On October 19, 2010, Prince William of Wales proposed to Catherine Middleton at Lewa.

Wildlife and security on Lewa

The Lewa Wildlife Conservancy is relatively close to historically volatile areas of northern Kenya, where banditry, poaching and illegal firearms were once prolific. The threat to Lewa’s wildlife and, in particular, its rhinos is ever present, although with improved security throughout northern Kenya and increasingly good relations with its neighbors, the situation has improved in recent years. The rhinoceros population requires constant monitoring and protection due to their threatened status, continued pressure and the recent occurrence of rhino poaching elsewhere in the country.

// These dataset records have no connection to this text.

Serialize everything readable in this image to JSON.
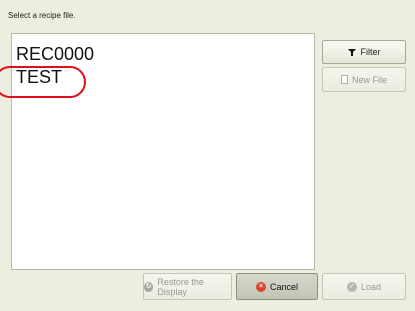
{
  "dialog": {
    "prompt": "Select a recipe file."
  },
  "files": [
    {
      "name": "REC0000"
    },
    {
      "name": "TEST"
    }
  ],
  "buttons": {
    "filter": "Filter",
    "new_file": "New File",
    "restore": "Restore the Display",
    "cancel": "Cancel",
    "load": "Load"
  },
  "icons": {
    "filter": "filter-icon",
    "new_file": "new-file-icon",
    "restore": "restore-icon",
    "cancel": "cancel-icon",
    "load": "load-icon"
  },
  "colors": {
    "highlight": "#e0101a",
    "cancel_icon": "#e0442e",
    "background": "#edeedf"
  }
}
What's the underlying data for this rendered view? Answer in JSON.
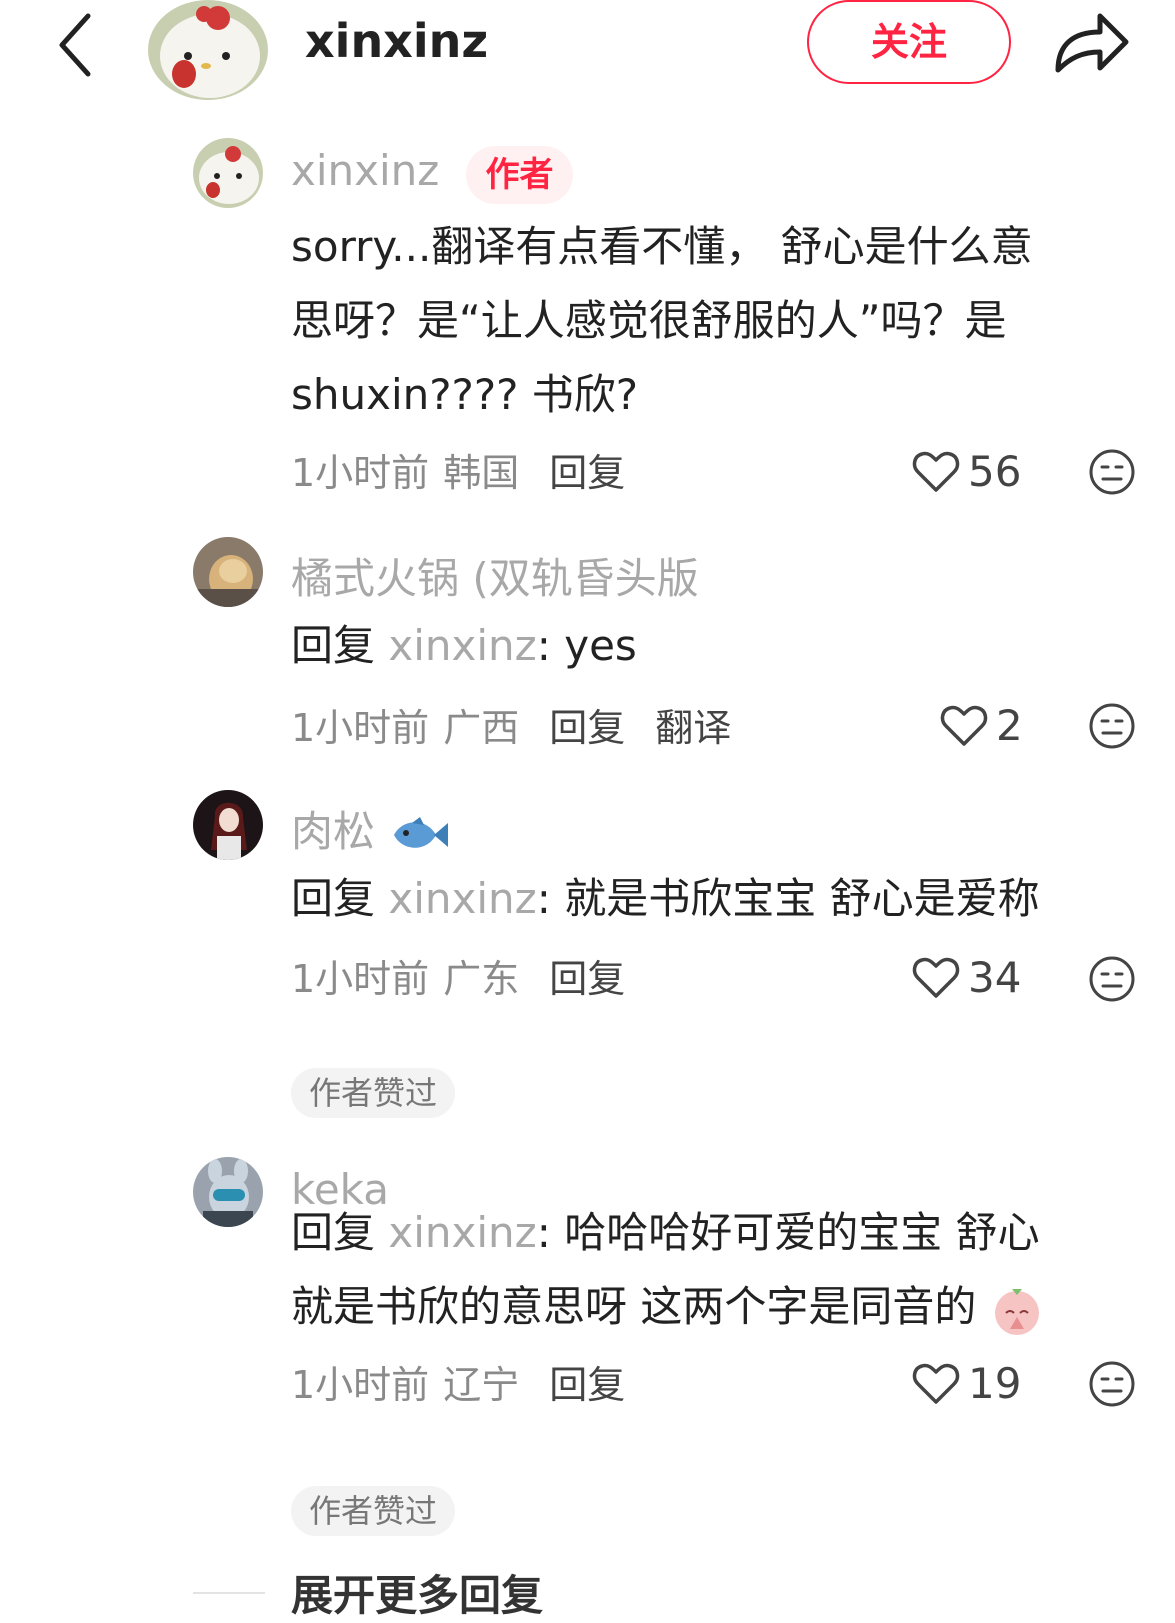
{
  "header": {
    "username": "xinxinz",
    "follow_label": "关注"
  },
  "comments": [
    {
      "author": "xinxinz",
      "badge": "作者",
      "lines": [
        "sorry...翻译有点看不懂， 舒心是什么意",
        "思呀？是“让人感觉很舒服的人”吗？是",
        "shuxin???? 书欣?"
      ],
      "time": "1小时前",
      "location": "韩国",
      "reply_label": "回复",
      "likes": "56"
    },
    {
      "author": "橘式火锅 (双轨昏头版",
      "reply_prefix": "回复",
      "reply_to": "xinxinz",
      "lines": [
        ": yes"
      ],
      "time": "1小时前",
      "location": "广西",
      "reply_label": "回复",
      "translate_label": "翻译",
      "likes": "2"
    },
    {
      "author": "肉松",
      "author_emoji": "fish-emoji",
      "reply_prefix": "回复",
      "reply_to": "xinxinz",
      "lines": [
        ": 就是书欣宝宝 舒心是爱称"
      ],
      "time": "1小时前",
      "location": "广东",
      "reply_label": "回复",
      "likes": "34",
      "liked_tag": "作者赞过"
    },
    {
      "author": "keka",
      "reply_prefix": "回复",
      "reply_to": "xinxinz",
      "lines": [
        ": 哈哈哈好可爱的宝宝 舒心",
        "就是书欣的意思呀 这两个字是同音的"
      ],
      "time": "1小时前",
      "location": "辽宁",
      "reply_label": "回复",
      "likes": "19",
      "liked_tag": "作者赞过"
    }
  ],
  "expand_more": "展开更多回复",
  "colors": {
    "accent": "#ff2442",
    "muted": "#a8a8a8"
  }
}
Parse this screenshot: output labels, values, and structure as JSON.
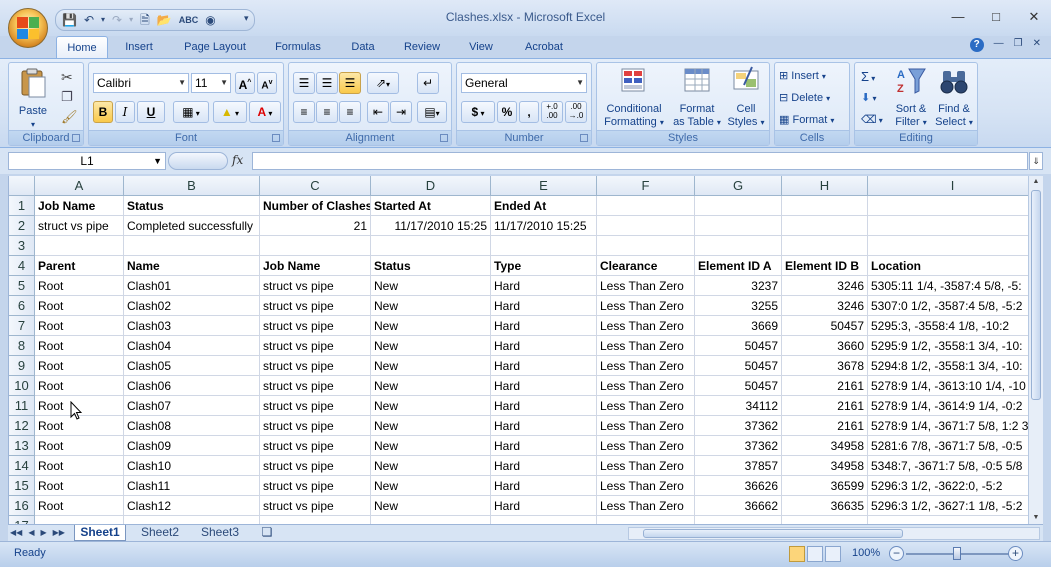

To provide a high level of protection for the wildlife, especially the endangered wildlife, as well as the people on Lewa Wildlife Conservancy, it is essential to have an extremely effective security system. Lewa's security operation includes a well-trained and highly motivated ranger force, both armed and unarmed; a tracker dog team; and reliable communications network with its neighbors, the Kenya Wildlife Service (KWS), local government agencies, community conservancies affiliated to the Northern Rangelands Trust and private wildlife conservation projects and conservancies in the area. Regular aerial surveillance is carried out and the boundary electric game fence is maintained.

Neighboring communities, the Kenya Wildlife Service and other organizations frequently request Lewa’s assistance with support and follow-up to incidents such as poaching, cattle rustling, robbery and banditry. Lewa is in a position to respond rapidly and effectively to such incidents. Lewa’s internal security operations have a good record: only two rhinos have been lost to poaching on the Conservancy (Ntoiye and Tana, shooting was 26 December 2009, Tana survived until 5 March 2010). To add to this, Lewa’s anti-poaching teams have been deployed to other rhino sanctuaries following serious levels of rhino poaching and have effectively stopped rhino poaching as a result.